L’exemple de Berkeley permet d’illustrer qu’en fonction des contextes, la création d’un département ou d’une école professionnelle n’est pas en soi une garantie de survivance et acontrario, de l’importance pour la survie d’une discipline de son insertion dans le monde universitaire. Suite à l’extinction de l’École de criminologie à Berkeley, comme le dit Monk (1995), on ne parlera plus guère de la criminologie mais plutôt du champ de la justice criminelle. Du début des années 1970 jusqu’au milieu des années 1980, l’École de criminologie à Montréal sera traversée, comme aussi l’ensemble de la discipline, par des conflits de paradigmes opposant les partisans de la criminologie dite positiviste à la criminologie dite de la réaction sociale, conflits qui peuvent être interprétés comme des luttes internes à la discipline pour la maîtrise du champ (Bourdieu, 1975 ; 1976)[28]. Comme le dit Fournier (1973 : 29-30), lorsqu’une discipline est en pleine phase d’institutionnalisation et qu’elle fait l’objet de critiques venant de l’extérieur, comme c’était le cas du département de criminologie dans les années 1960, les spécialistes de cette discipline ont intérêt à éviter tout débat qui risquerait d’affaiblir leur statut et le statut de leur discipline. Une fois que l’avenir d’une discipline est relativement bien assuré, ce qui était aussi relativement le cas de la criminologie dans les années 1970 et 1980, c’est au sein même d’une discipline que les conflits pour son contrôle risquent d’éclater.
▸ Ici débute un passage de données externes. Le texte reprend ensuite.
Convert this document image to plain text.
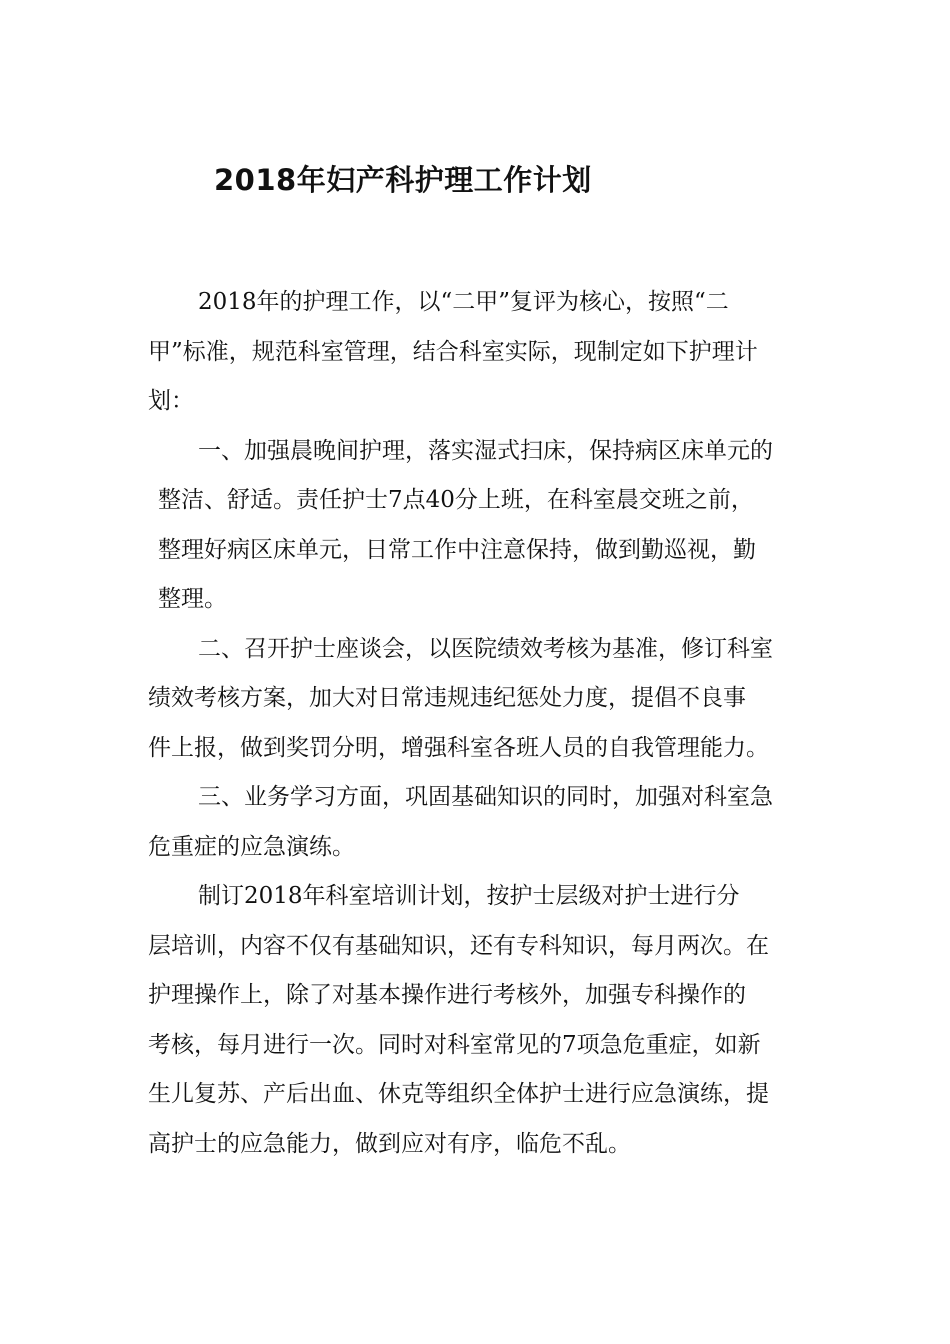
2018年妇产科护理工作计划
2018年的护理工作，以“二甲”复评为核心，按照“二
甲”标准，规范科室管理，结合科室实际，现制定如下护理计
划：
一、加强晨晚间护理，落实湿式扫床，保持病区床单元的
整洁、舒适。责任护士7点40分上班，在科室晨交班之前，
整理好病区床单元，日常工作中注意保持，做到勤巡视，勤
整理。
二、召开护士座谈会，以医院绩效考核为基准，修订科室
绩效考核方案，加大对日常违规违纪惩处力度，提倡不良事
件上报，做到奖罚分明，增强科室各班人员的自我管理能力。
三、业务学习方面，巩固基础知识的同时，加强对科室急
危重症的应急演练。
制订2018年科室培训计划，按护士层级对护士进行分
层培训，内容不仅有基础知识，还有专科知识，每月两次。在
护理操作上，除了对基本操作进行考核外，加强专科操作的
考核，每月进行一次。同时对科室常见的7项急危重症，如新
生儿复苏、产后出血、休克等组织全体护士进行应急演练，提
高护士的应急能力，做到应对有序，临危不乱。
Du point de vue cependant de l’institutionnalisation de la criminologie au Québec, l’un des points les plus marquants est sans doute le fait que depuis la fin des années 1980, l’École de criminologie et ses diplômés exercent pour ainsi dire un quasi-monopole sur la discipline, comme je l’ai souligné au tout début du texte. Alors que pendant longtemps la criminologie a été le fait de plusieurs disciplines, elle est devenue maintenant l’affaire d’une seule discipline : celle des experts formés expressément dans les unités de criminologie, qu’ils proviennent de l’École de criminologie de l’Université de Montréal ou du Département de criminologie de l’Université d’Ottawa. Autrement dit, la criminologie d’aujourd’hui est celle des criminologues formés directement et spécifiquement dans cette discipline. Une précision s’impose. Dire que la criminologie est devenue en quelque sorte au Québec celle de l’École de criminologie et de ses diplômés ne signifie évidemment pas que les experts des autres disciplines ne travaillent plus ou n’interviennent plus sur des objets semblables. Ils ne le font cependant pas ou très peu au nom de la criminologie. Les rapports des différentes disciplines à la criminologie et d’une discipline spécifiquement de criminologie aux autres disciplines ont donc profondément changé au cours des 40 dernières années. Reste à comparer ce qui s’est passé en criminologie au Québec avec ce qui est advenu ailleurs dans d’autres contextes nationaux.